As an importer of product from Greece, 2010 was a challenging one. Strikes were once again a huge thorn in our side - it's extremely frustrating to have orders for product that you cannot fill. Hopefully 2011 will bring an end to the turmoil in Greece and an end to strikes that aside form plunging Greece further down the economic spiral, will help us meet demand with steady supply. It may be wishful thinking but it's January - one can still be optimistic, right?
With the bleak economic picture in Greece, many wineries are looking to sell their product out of Greece. Many feel that they will at least get paid in a timely manner by those other than their compatriots. Over the past few months, we have received inquiries, samples and telephone calls from many wineries - some already known and others up and coming. What amazes me is that there are MANY people involved in the Greek wine industry that have not done their homework and think that it is easy to export their product. I have sat with potential suppliers and when I begin to ask them questions about their products, philosophy, vision and future plans, I am met with a blank stare.
As a result, I think that to start the year off right, I will give those hopeful of exporting to the US market a bit of insight as to what is needed & what to expect. This doesn't just apply to Greeks - hopefully this information will be useful to wineries from other parts of the world as well.
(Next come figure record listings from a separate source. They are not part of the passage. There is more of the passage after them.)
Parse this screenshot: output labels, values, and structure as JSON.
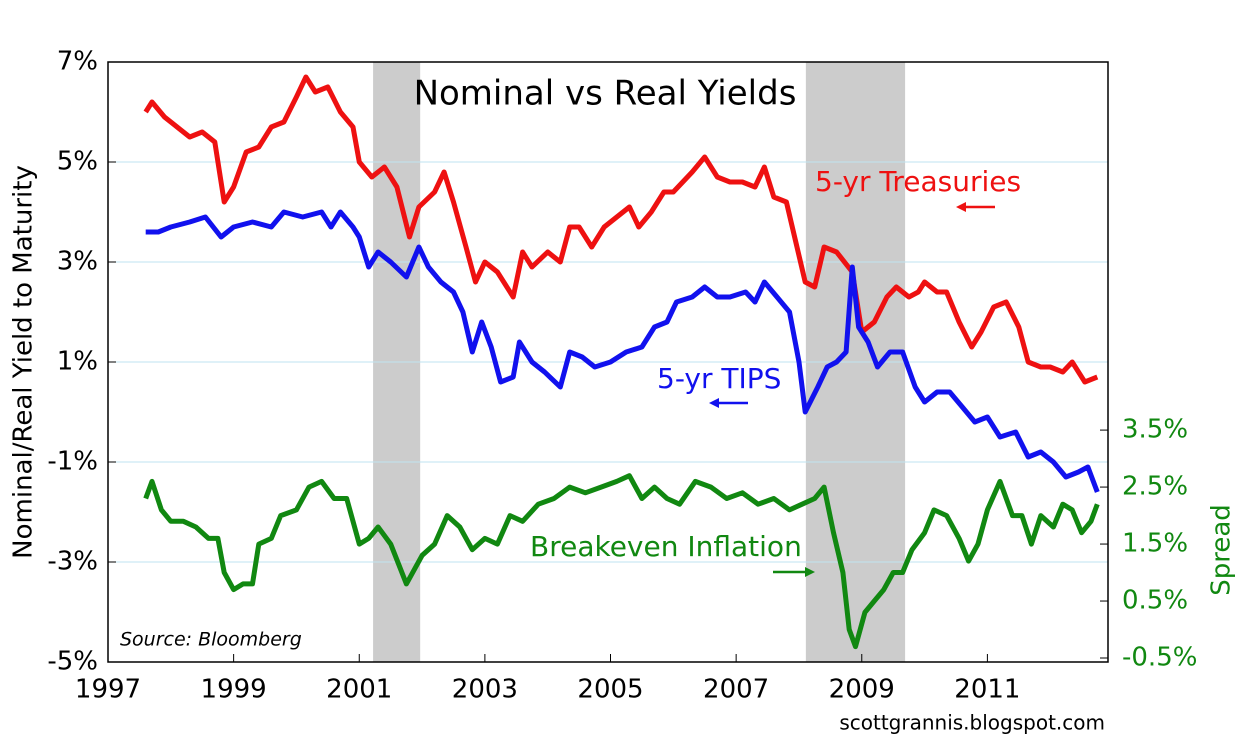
{
  "chart_data": {
    "type": "line",
    "title": "Nominal vs Real Yields",
    "ylabel": "Nominal/Real Yield to Maturity",
    "y2label": "Spread",
    "source": "Source: Bloomberg",
    "watermark": "scottgrannis.blogspot.com",
    "xlim": [
      1997,
      2012.92
    ],
    "xticks": [
      1997,
      1999,
      2001,
      2003,
      2005,
      2007,
      2009,
      2011
    ],
    "ylim": [
      -5,
      7
    ],
    "yticks": [
      {
        "value": 7,
        "label": "7%"
      },
      {
        "value": 5,
        "label": "5%"
      },
      {
        "value": 3,
        "label": "3%"
      },
      {
        "value": 1,
        "label": "1%"
      },
      {
        "value": -1,
        "label": "-1%"
      },
      {
        "value": -3,
        "label": "-3%"
      },
      {
        "value": -5,
        "label": "-5%"
      }
    ],
    "y2lim": [
      -0.57,
      9.96
    ],
    "y2ticks": [
      {
        "value": 3.5,
        "label": "3.5%"
      },
      {
        "value": 2.5,
        "label": "2.5%"
      },
      {
        "value": 1.5,
        "label": "1.5%"
      },
      {
        "value": 0.5,
        "label": "0.5%"
      },
      {
        "value": -0.5,
        "label": "-0.5%"
      }
    ],
    "grid": true,
    "shaded_periods": [
      [
        2001.22,
        2001.97
      ],
      [
        2008.11,
        2009.69
      ]
    ],
    "series": [
      {
        "name": "5-yr Treasuries",
        "color": "#ee1111",
        "x": [
          1997.6,
          1997.7,
          1997.9,
          1998.1,
          1998.3,
          1998.5,
          1998.7,
          1998.85,
          1999.0,
          1999.2,
          1999.4,
          1999.6,
          1999.8,
          2000.0,
          2000.15,
          2000.3,
          2000.5,
          2000.7,
          2000.9,
          2001.0,
          2001.2,
          2001.4,
          2001.6,
          2001.8,
          2001.95,
          2002.2,
          2002.35,
          2002.5,
          2002.7,
          2002.85,
          2003.0,
          2003.2,
          2003.45,
          2003.6,
          2003.75,
          2004.0,
          2004.2,
          2004.35,
          2004.5,
          2004.7,
          2004.9,
          2005.1,
          2005.3,
          2005.45,
          2005.65,
          2005.85,
          2006.0,
          2006.3,
          2006.5,
          2006.7,
          2006.9,
          2007.1,
          2007.3,
          2007.45,
          2007.6,
          2007.8,
          2007.95,
          2008.1,
          2008.25,
          2008.4,
          2008.6,
          2008.85,
          2009.0,
          2009.2,
          2009.4,
          2009.55,
          2009.75,
          2009.9,
          2010.0,
          2010.2,
          2010.35,
          2010.55,
          2010.75,
          2010.9,
          2011.1,
          2011.3,
          2011.5,
          2011.65,
          2011.85,
          2012.0,
          2012.2,
          2012.35,
          2012.55,
          2012.75
        ],
        "values": [
          6.0,
          6.2,
          5.9,
          5.7,
          5.5,
          5.6,
          5.4,
          4.2,
          4.5,
          5.2,
          5.3,
          5.7,
          5.8,
          6.3,
          6.7,
          6.4,
          6.5,
          6.0,
          5.7,
          5.0,
          4.7,
          4.9,
          4.5,
          3.5,
          4.1,
          4.4,
          4.8,
          4.2,
          3.3,
          2.6,
          3.0,
          2.8,
          2.3,
          3.2,
          2.9,
          3.2,
          3.0,
          3.7,
          3.7,
          3.3,
          3.7,
          3.9,
          4.1,
          3.7,
          4.0,
          4.4,
          4.4,
          4.8,
          5.1,
          4.7,
          4.6,
          4.6,
          4.5,
          4.9,
          4.3,
          4.2,
          3.4,
          2.6,
          2.5,
          3.3,
          3.2,
          2.8,
          1.6,
          1.8,
          2.3,
          2.5,
          2.3,
          2.4,
          2.6,
          2.4,
          2.4,
          1.8,
          1.3,
          1.6,
          2.1,
          2.2,
          1.7,
          1.0,
          0.9,
          0.9,
          0.8,
          1.0,
          0.6,
          0.7
        ]
      },
      {
        "name": "5-yr TIPS",
        "color": "#1111ee",
        "x": [
          1997.6,
          1997.8,
          1998.0,
          1998.3,
          1998.55,
          1998.8,
          1999.0,
          1999.3,
          1999.6,
          1999.8,
          2000.1,
          2000.4,
          2000.55,
          2000.7,
          2000.9,
          2001.0,
          2001.15,
          2001.3,
          2001.5,
          2001.75,
          2001.95,
          2002.1,
          2002.3,
          2002.5,
          2002.65,
          2002.8,
          2002.95,
          2003.1,
          2003.25,
          2003.45,
          2003.55,
          2003.75,
          2003.95,
          2004.2,
          2004.35,
          2004.55,
          2004.75,
          2005.0,
          2005.25,
          2005.5,
          2005.7,
          2005.9,
          2006.05,
          2006.3,
          2006.5,
          2006.7,
          2006.9,
          2007.15,
          2007.3,
          2007.45,
          2007.65,
          2007.85,
          2008.0,
          2008.1,
          2008.3,
          2008.45,
          2008.6,
          2008.75,
          2008.85,
          2008.95,
          2009.1,
          2009.25,
          2009.45,
          2009.65,
          2009.85,
          2010.0,
          2010.2,
          2010.4,
          2010.6,
          2010.8,
          2011.0,
          2011.2,
          2011.45,
          2011.65,
          2011.85,
          2012.05,
          2012.25,
          2012.45,
          2012.6,
          2012.75
        ],
        "values": [
          3.6,
          3.6,
          3.7,
          3.8,
          3.9,
          3.5,
          3.7,
          3.8,
          3.7,
          4.0,
          3.9,
          4.0,
          3.7,
          4.0,
          3.7,
          3.5,
          2.9,
          3.2,
          3.0,
          2.7,
          3.3,
          2.9,
          2.6,
          2.4,
          2.0,
          1.2,
          1.8,
          1.3,
          0.6,
          0.7,
          1.4,
          1.0,
          0.8,
          0.5,
          1.2,
          1.1,
          0.9,
          1.0,
          1.2,
          1.3,
          1.7,
          1.8,
          2.2,
          2.3,
          2.5,
          2.3,
          2.3,
          2.4,
          2.2,
          2.6,
          2.3,
          2.0,
          1.0,
          0.0,
          0.5,
          0.9,
          1.0,
          1.2,
          2.9,
          1.7,
          1.4,
          0.9,
          1.2,
          1.2,
          0.5,
          0.2,
          0.4,
          0.4,
          0.1,
          -0.2,
          -0.1,
          -0.5,
          -0.4,
          -0.9,
          -0.8,
          -1.0,
          -1.3,
          -1.2,
          -1.1,
          -1.6
        ]
      },
      {
        "name": "Breakeven Inflation",
        "color": "#118811",
        "axis": "y2",
        "x": [
          1997.6,
          1997.7,
          1997.85,
          1998.0,
          1998.2,
          1998.4,
          1998.6,
          1998.75,
          1998.85,
          1999.0,
          1999.15,
          1999.3,
          1999.4,
          1999.6,
          1999.75,
          2000.0,
          2000.2,
          2000.4,
          2000.6,
          2000.8,
          2001.0,
          2001.15,
          2001.3,
          2001.5,
          2001.75,
          2002.0,
          2002.2,
          2002.4,
          2002.6,
          2002.8,
          2003.0,
          2003.2,
          2003.4,
          2003.6,
          2003.85,
          2004.1,
          2004.35,
          2004.6,
          2004.85,
          2005.1,
          2005.3,
          2005.5,
          2005.7,
          2005.9,
          2006.1,
          2006.35,
          2006.6,
          2006.85,
          2007.1,
          2007.35,
          2007.6,
          2007.85,
          2008.05,
          2008.25,
          2008.4,
          2008.55,
          2008.7,
          2008.8,
          2008.9,
          2009.05,
          2009.2,
          2009.35,
          2009.5,
          2009.65,
          2009.8,
          2010.0,
          2010.15,
          2010.35,
          2010.55,
          2010.7,
          2010.85,
          2011.0,
          2011.2,
          2011.4,
          2011.55,
          2011.7,
          2011.85,
          2012.05,
          2012.2,
          2012.35,
          2012.5,
          2012.65,
          2012.75
        ],
        "values": [
          2.3,
          2.6,
          2.1,
          1.9,
          1.9,
          1.8,
          1.6,
          1.6,
          1.0,
          0.7,
          0.8,
          0.8,
          1.5,
          1.6,
          2.0,
          2.1,
          2.5,
          2.6,
          2.3,
          2.3,
          1.5,
          1.6,
          1.8,
          1.5,
          0.8,
          1.3,
          1.5,
          2.0,
          1.8,
          1.4,
          1.6,
          1.5,
          2.0,
          1.9,
          2.2,
          2.3,
          2.5,
          2.4,
          2.5,
          2.6,
          2.7,
          2.3,
          2.5,
          2.3,
          2.2,
          2.6,
          2.5,
          2.3,
          2.4,
          2.2,
          2.3,
          2.1,
          2.2,
          2.3,
          2.5,
          1.7,
          1.0,
          0.0,
          -0.3,
          0.3,
          0.5,
          0.7,
          1.0,
          1.0,
          1.4,
          1.7,
          2.1,
          2.0,
          1.6,
          1.2,
          1.5,
          2.1,
          2.6,
          2.0,
          2.0,
          1.5,
          2.0,
          1.8,
          2.2,
          2.1,
          1.7,
          1.9,
          2.2
        ]
      }
    ]
  }
}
If you are a winery looking to approach an importer, here are a few key points that you need to be prepared for:
1. Familiarize yourself with an importer's existing portfolio. Every reputable importer has a website. Go through a list of the wineries already being imported - do your wines fit a hole in the importer's portfolio or is it similar to other wines already being imported? In many instances, importers are looking to offer their distributors a well rounded portfolio with wines from all regions of the country. If you see a gap somewhere, that can be an opportunity to have your wines and winery taken into consideration.
2. Pricing. Are you going to charge for your wines in Euro or in Dollars? If you are charging in Euro, your wine, without even factoring in freight, taxes, etc... will already be about 30-40% more expensive. You need to factor this into your price offering. No matter how great a wine is, by the time you factor in FX rates, taxes, freight and traditional markup, it will cost reasonably more than what you sell it for in your home country. As a result of the financial collapse, many wineries have 2, maybe 3 vintages holding in tanks. There is an immense pressure to reduce inventory whatever the cost. You are seeing many well known wineries releasing 2nd or 3rd labels at lower price points in order to move through their stock. You are getting great values in this category and while it may be only for the short term, there is enough stock to supply demand for the next year or two (or three). The bottom line is that you are competing against the world's wines for market share - buyers are driven by price. Even if the wine is good but they feel the price is too high, they will pass over it because there will be 5 wines similar to it waiting to fill the slot.
3. Labeling. I have seen my share of hideous labels from many countries. You would think that with the globalization of wine, labels would become modern, cleaner, easier to read. In the US having an English only labels is key. One of the worst things I see is the use of the cliche Greek columns, warrior heads, etc.... Americans buy with their eyes - if they think a label looks cool they tend to buy the wine. If the label looks like it's out of the 1980s, your potential customer will pass your wine over for something more appealing. On your back label, include 2-3 sentences describing your wine. Give the customer just enough info to get them interested in the wine so they take it home & experience it for themselves. Keep the labels clean, simple and in English.
4. Develop POS/Marketing material. Since many consumers are easily influenced by the written word, POS like shelf talkers and info sheets are crucial. You do not need to go to the expense of actually printing them - having it available on your or the importer's website is all that is needed. Those that need the info will print it themselves. Having a plan in place to present to a potential importer shows us that you are serious about the US market and want to invest in it.
5. Spend time in the market. The only way you will really learn the market is to spend time in it. As importers, our schedules are filled with market visits, education and promotional activities. There are only so many hours in the day. If you want your wine to sell, you need to establish a connection with sales reps and buyers. Even one visit a year can establish relationships that will help your wine's sales in the long run. You need to be prepared to visit a minimum of once a year for a week to 10 days. Importers realize the cost associated with this and we truly appreciate it. We will pack your schedule and make you work 'till you drop:-)
6. Be prepared for the long run.
7. Be available electronically. As with anyone in business these days, quick responses to e-mails & texts is essential. There are times when we are in the market and a question comes up that needs addressing. While I'm not an advocate of constant connectivity, a reply within 24 hours is greatly appreciated.
This is just the tip of the iceberg. I have not even begun to discuss the legal aspects of importing. Those are subjects that importers guide you through once you decide to work together. The bottom line is that working with a winery as a long term relationship. We like to connect on a personal level as well as on a professional one. It's important to be able to put a personality to a wine & brand and it helps make things more "real".
The first quarter of 2011 will be a busy one for us with the Road Show and the release of the 2010 vintage. I wish you all the best for 2011!!